Abstract

AbstractColloid transport in saturated porous media is significantly influenced by colloidal interactions with grain surfaces. Near‐surface fluid domain colloids experience relatively low fluid drag and relatively strong colloidal forces that slow their downgradient translation relative to colloids in bulk fluid. Near‐surface fluid domain colloids may reenter into the bulk fluid via diffusion (nanoparticles) or expulsion at rear flow stagnation zones, they may immobilize (attach) via primary minimum interactions, or they may move along a grain‐to‐grain contact to the near‐surface fluid domain of an adjacent grain. We introduce a simple model that accounts for all possible permutations of mass transfer within a dual pore and grain network. The primary phenomena thereby represented in the model are mass transfer of colloids between the bulk and near‐surface fluid domains and immobilization. Colloid movement is described by a Markov chain, i.e., a sequence of trials in a 1‐D network of unit cells, which contain a pore and a grain.
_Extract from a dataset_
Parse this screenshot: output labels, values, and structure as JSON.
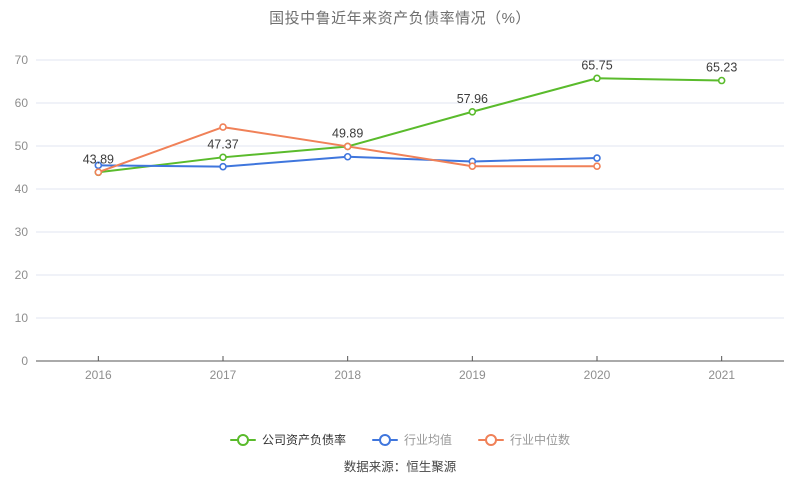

Using combinatorial analysis, which utilizes the binomial coefficient, we derive the residence time distribution, i.e., an inventory of the discrete colloid travel times through the network and of their probabilities to occur. To parameterize the network model, we performed mechanistic pore‐scale simulations in a single unit cell that determined the likelihoods and timescales associated with the above colloid mass transfer processes. We found that intergrain transport of colloids in the near‐surface fluid domain can cause extended tailing, which has traditionally been attributed to hydrodynamic dispersion emanating from flow tortuosity of solute trajectories.